When Keating's cancer was diagnosed in 1997, shortly after the death of her father, to whom she was very close, and the birth of her second son, she turned to de Vries for advice and help. As did her mother, who, he says, was "utterly broken-hearted" about the terrible disease her daughter faced.
"While her cancer was being treated with orthodox medicine, she wanted to take responsibility for herself and do what she could to help her body cope," says de Vries. "She was very strict with her diet, eating organic food, and I gave her supplements of vitamins, minerals and trace elements, which often get very depleted when a person is being given radio- or chemotherapy. I also gave her a lot of enzymes, which help the body's cells function better."
He also recommended daily doses of IP-6, a component of fibre found in wholegrains and legumes, and insitol, a natural substance that is part of the vitamin B group. It is thought that together, these two cause tumour suppression by significantly reducing cancer cell replication.
De Vries also taught Keating breathing exercises and visualisation techniques, which she used throughout her illness. In 1998, she took a year off work, and when it seemed that the cancer was in remission, she returned to programme making. But, late in 1999, she learnt that the cancer had returned. She gave up work and, with her husband, showbusiness agent Russ Lindsay, and their two sons, moved to Cornwall.
From there, she travelled to Tuscany, Switzerland and Australia for therapy. She visited spiritual healers and pursued every avenue she thought might be effective. But two years on, she suffered another relapse. For the last two years of Keating's life, the family lived in Byron Bay, an area well known for its spiritual retreats and yoga therapy for cancer patients.
"When Caron moved to Australia, her care was out of my hands," says de Vries, "But she still followed the advice I gave her. She was living on borrowed time and I would say that seven years is a long time for a cancer patient."
Some of de Vries's beliefs are viewed with scepticism by the medical establishment. For example, his conviction that emotional trauma can play a key role in triggering cancer – he feels the death of Keating's father played a crucial part – is disputed by the CancerBacup charity. In Female Cancers, he expresses the controversial opinion that cancer will not develop if a person's immune system is functioning well.
"Cancers are developing in our bodies most of the time – a healthy immune system will easily keep the cancer cells in check and destroy them," he writes. "Cancer is a condition that only gets out of hand when the immune system is in poor working order."
Yet, although doctors may not necessarily share his philosophy, conventional medicine is increasingly welcoming practitioners such as de Vries, who can often improve a patient's quality of life.
Keating was in Switzerland and about to receive three weeks' treatment at a Zurich clinic when she realised the end was near.

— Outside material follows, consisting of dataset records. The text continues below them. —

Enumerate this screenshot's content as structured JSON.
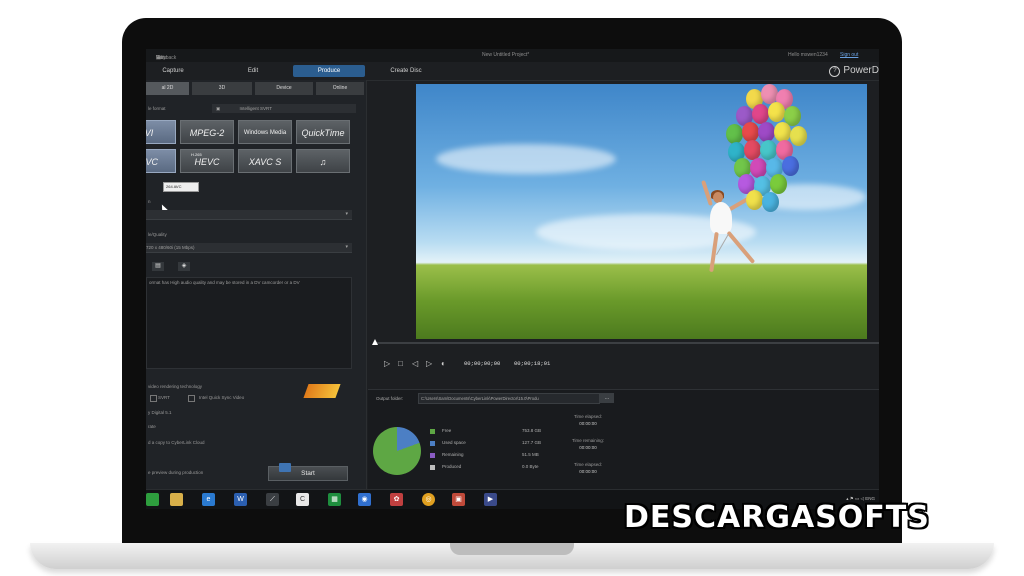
{
  "titlebar": {
    "menus": [
      "Edit",
      "View",
      "Playback"
    ],
    "project_title": "New Untitled Project*",
    "user_greeting": "Hello mswen1234",
    "sign_out": "Sign out"
  },
  "modes": {
    "capture": "Capture",
    "edit": "Edit",
    "produce": "Produce",
    "create_disc": "Create Disc",
    "brand": "PowerD"
  },
  "subtabs": [
    "al 2D",
    "3D",
    "Device",
    "Online"
  ],
  "left": {
    "format_label": "le format",
    "intelligent_label": "Intelligent SVRT",
    "formats": [
      "VI",
      "MPEG-2",
      "Windows Media",
      "QuickTime",
      "AVC",
      "HEVC",
      "XAVC S",
      "♫"
    ],
    "hevc_prefix": "H.265",
    "tooltip": "264 AVC",
    "region_label": "n",
    "quality_label": "le/Quality",
    "quality_value": "720 x 480/60i (15 Mbps)",
    "description": "ormat has High audio quality and may be stored in a DV camcorder or a DV",
    "accel_label": "video rendering technology",
    "svrt_option": "SVRT",
    "quicksync_option": "Intel Quick Sync Video",
    "dolby_label": "y Digital 5.1",
    "auto_label": "rate",
    "cloud_label": "d a copy to CyberLink Cloud",
    "preview_label": "e preview during production",
    "start_button": "Start"
  },
  "player": {
    "timecode_start": "00;00;00;00",
    "timecode_end": "00;00;18;01"
  },
  "output": {
    "folder_label": "Output folder:",
    "folder_path": "C:\\Users\\Sam\\Documents\\CyberLink\\PowerDirector\\15.0\\Produ",
    "browse_label": "...",
    "legend": [
      {
        "name": "Free",
        "value": "753.8 GB",
        "color": "#5ea744"
      },
      {
        "name": "Used space",
        "value": "127.7 GB",
        "color": "#4c7fc4"
      },
      {
        "name": "Remaining",
        "value": "51.5 MB",
        "color": "#8a5cc4"
      },
      {
        "name": "Produced",
        "value": "0.0 Byte",
        "color": "#bdbdbd"
      }
    ],
    "time_elapsed_label": "Time elapsed:",
    "time_elapsed": "00:00:00",
    "time_remaining_label": "Time remaining:",
    "time_remaining": "00:00:00",
    "time_stopped_label": "Time elapsed:",
    "time_stopped": "00:00:00"
  },
  "taskbar": {
    "tray_text": "ENG"
  },
  "watermark": "DESCARGASOFTS"
}
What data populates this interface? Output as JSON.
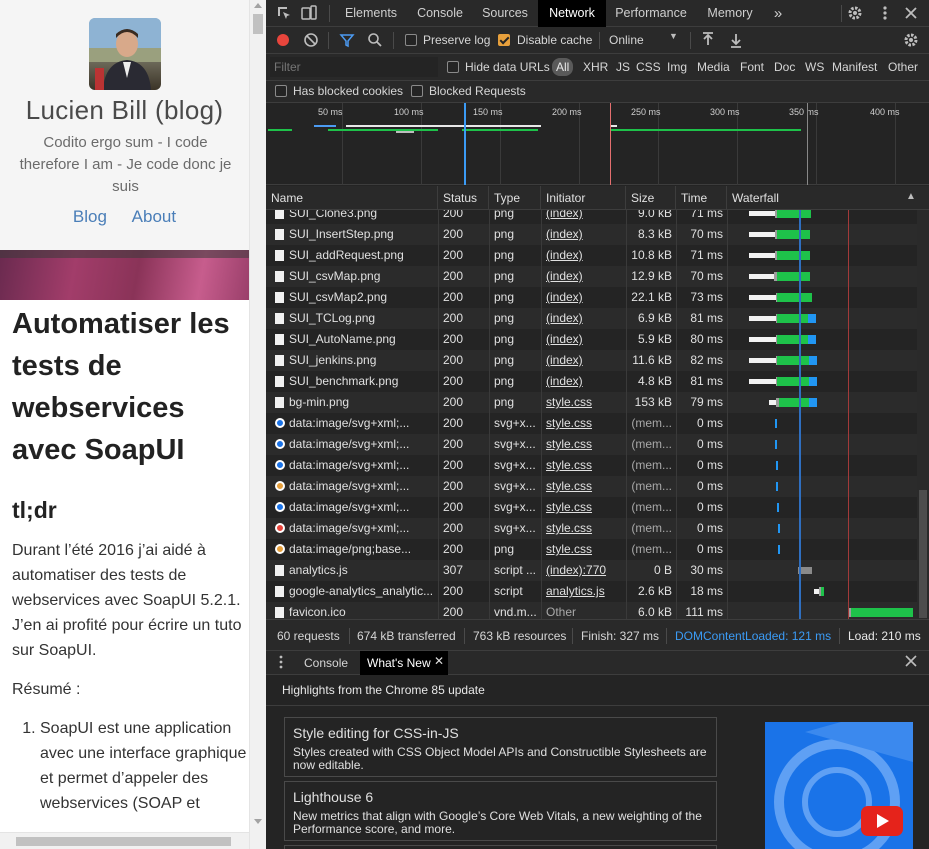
{
  "blog": {
    "title": "Lucien Bill (blog)",
    "tagline": "Codito ergo sum - I code therefore I am - Je code donc je suis",
    "nav": [
      "Blog",
      "About"
    ],
    "article_title": "Automatiser les tests de webservices avec SoapUI",
    "tldr": "tl;dr",
    "intro": "Durant l’été 2016 j’ai aidé à automatiser des tests de webservices avec SoapUI 5.2.1. J’en ai profité pour écrire un tuto sur SoapUI.",
    "resume": "Résumé :",
    "list_item_1": "SoapUI est une application avec une interface graphique et permet d’appeler des webservices (SOAP et"
  },
  "devtools": {
    "tabs": [
      "Elements",
      "Console",
      "Sources",
      "Network",
      "Performance",
      "Memory"
    ],
    "active_tab": "Network",
    "more_tabs": "»",
    "toolbar": {
      "preserve_log": "Preserve log",
      "disable_cache": "Disable cache",
      "throttling": "Online"
    },
    "filter": {
      "placeholder": "Filter",
      "hide_data_urls": "Hide data URLs",
      "types": [
        "All",
        "XHR",
        "JS",
        "CSS",
        "Img",
        "Media",
        "Font",
        "Doc",
        "WS",
        "Manifest",
        "Other"
      ],
      "has_blocked_cookies": "Has blocked cookies",
      "blocked_requests": "Blocked Requests"
    },
    "overview_ticks": [
      "50 ms",
      "100 ms",
      "150 ms",
      "200 ms",
      "250 ms",
      "300 ms",
      "350 ms",
      "400 ms"
    ],
    "columns": [
      "Name",
      "Status",
      "Type",
      "Initiator",
      "Size",
      "Time",
      "Waterfall"
    ],
    "rows": [
      {
        "name": "SUI_Clone3.png",
        "status": "200",
        "type": "png",
        "initiator": "(index)",
        "size": "9.0 kB",
        "time": "71 ms",
        "icon": "file"
      },
      {
        "name": "SUI_InsertStep.png",
        "status": "200",
        "type": "png",
        "initiator": "(index)",
        "size": "8.3 kB",
        "time": "70 ms",
        "icon": "file"
      },
      {
        "name": "SUI_addRequest.png",
        "status": "200",
        "type": "png",
        "initiator": "(index)",
        "size": "10.8 kB",
        "time": "71 ms",
        "icon": "file"
      },
      {
        "name": "SUI_csvMap.png",
        "status": "200",
        "type": "png",
        "initiator": "(index)",
        "size": "12.9 kB",
        "time": "70 ms",
        "icon": "file"
      },
      {
        "name": "SUI_csvMap2.png",
        "status": "200",
        "type": "png",
        "initiator": "(index)",
        "size": "22.1 kB",
        "time": "73 ms",
        "icon": "file"
      },
      {
        "name": "SUI_TCLog.png",
        "status": "200",
        "type": "png",
        "initiator": "(index)",
        "size": "6.9 kB",
        "time": "81 ms",
        "icon": "file"
      },
      {
        "name": "SUI_AutoName.png",
        "status": "200",
        "type": "png",
        "initiator": "(index)",
        "size": "5.9 kB",
        "time": "80 ms",
        "icon": "file"
      },
      {
        "name": "SUI_jenkins.png",
        "status": "200",
        "type": "png",
        "initiator": "(index)",
        "size": "11.6 kB",
        "time": "82 ms",
        "icon": "file"
      },
      {
        "name": "SUI_benchmark.png",
        "status": "200",
        "type": "png",
        "initiator": "(index)",
        "size": "4.8 kB",
        "time": "81 ms",
        "icon": "file"
      },
      {
        "name": "bg-min.png",
        "status": "200",
        "type": "png",
        "initiator": "style.css",
        "size": "153 kB",
        "time": "79 ms",
        "icon": "image"
      },
      {
        "name": "data:image/svg+xml;...",
        "status": "200",
        "type": "svg+x...",
        "initiator": "style.css",
        "size": "(mem...",
        "time": "0 ms",
        "icon": "blue"
      },
      {
        "name": "data:image/svg+xml;...",
        "status": "200",
        "type": "svg+x...",
        "initiator": "style.css",
        "size": "(mem...",
        "time": "0 ms",
        "icon": "blue"
      },
      {
        "name": "data:image/svg+xml;...",
        "status": "200",
        "type": "svg+x...",
        "initiator": "style.css",
        "size": "(mem...",
        "time": "0 ms",
        "icon": "blue"
      },
      {
        "name": "data:image/svg+xml;...",
        "status": "200",
        "type": "svg+x...",
        "initiator": "style.css",
        "size": "(mem...",
        "time": "0 ms",
        "icon": "orange"
      },
      {
        "name": "data:image/svg+xml;...",
        "status": "200",
        "type": "svg+x...",
        "initiator": "style.css",
        "size": "(mem...",
        "time": "0 ms",
        "icon": "blue"
      },
      {
        "name": "data:image/svg+xml;...",
        "status": "200",
        "type": "svg+x...",
        "initiator": "style.css",
        "size": "(mem...",
        "time": "0 ms",
        "icon": "red"
      },
      {
        "name": "data:image/png;base...",
        "status": "200",
        "type": "png",
        "initiator": "style.css",
        "size": "(mem...",
        "time": "0 ms",
        "icon": "orange"
      },
      {
        "name": "analytics.js",
        "status": "307",
        "type": "script ...",
        "initiator": "(index):770",
        "size": "0 B",
        "time": "30 ms",
        "icon": "file"
      },
      {
        "name": "google-analytics_analytic...",
        "status": "200",
        "type": "script",
        "initiator": "analytics.js",
        "size": "2.6 kB",
        "time": "18 ms",
        "icon": "file"
      },
      {
        "name": "favicon.ico",
        "status": "200",
        "type": "vnd.m...",
        "initiator": "Other",
        "size": "6.0 kB",
        "time": "111 ms",
        "icon": "file"
      }
    ],
    "status": {
      "requests": "60 requests",
      "transferred": "674 kB transferred",
      "resources": "763 kB resources",
      "finish": "Finish: 327 ms",
      "dcl": "DOMContentLoaded: 121 ms",
      "load": "Load: 210 ms"
    },
    "drawer": {
      "tabs": [
        "Console",
        "What's New"
      ],
      "active_tab": "What's New",
      "heading": "Highlights from the Chrome 85 update",
      "cards": [
        {
          "title": "Style editing for CSS-in-JS",
          "desc": "Styles created with CSS Object Model APIs and Constructible Stylesheets are now editable."
        },
        {
          "title": "Lighthouse 6",
          "desc": "New metrics that align with Google’s Core Web Vitals, a new weighting of the Performance score, and more."
        }
      ]
    },
    "colors": {
      "accent_blue": "#1a73e8",
      "dcl_blue": "#3b9bf5",
      "load_red": "#e46f6f",
      "waiting_green": "#1ec24a",
      "download_blue": "#2196f3",
      "active_tab_orange": "#e7a03c"
    }
  }
}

She asked her husband to drive her back to England to see her mother. She arrived at Hunniford's home in Sevenoaks, Kent, at 1am on April 16 and died a few hours later, surrounded by her family.
Tears well up in de Vries's eyes as he talks about Keating's courageous struggle with cancer.
"Human beings have a tremendous capacity to heal themselves," he says. "But I believe that when your time is up, it's up. At the end of the day, the body always has the last word."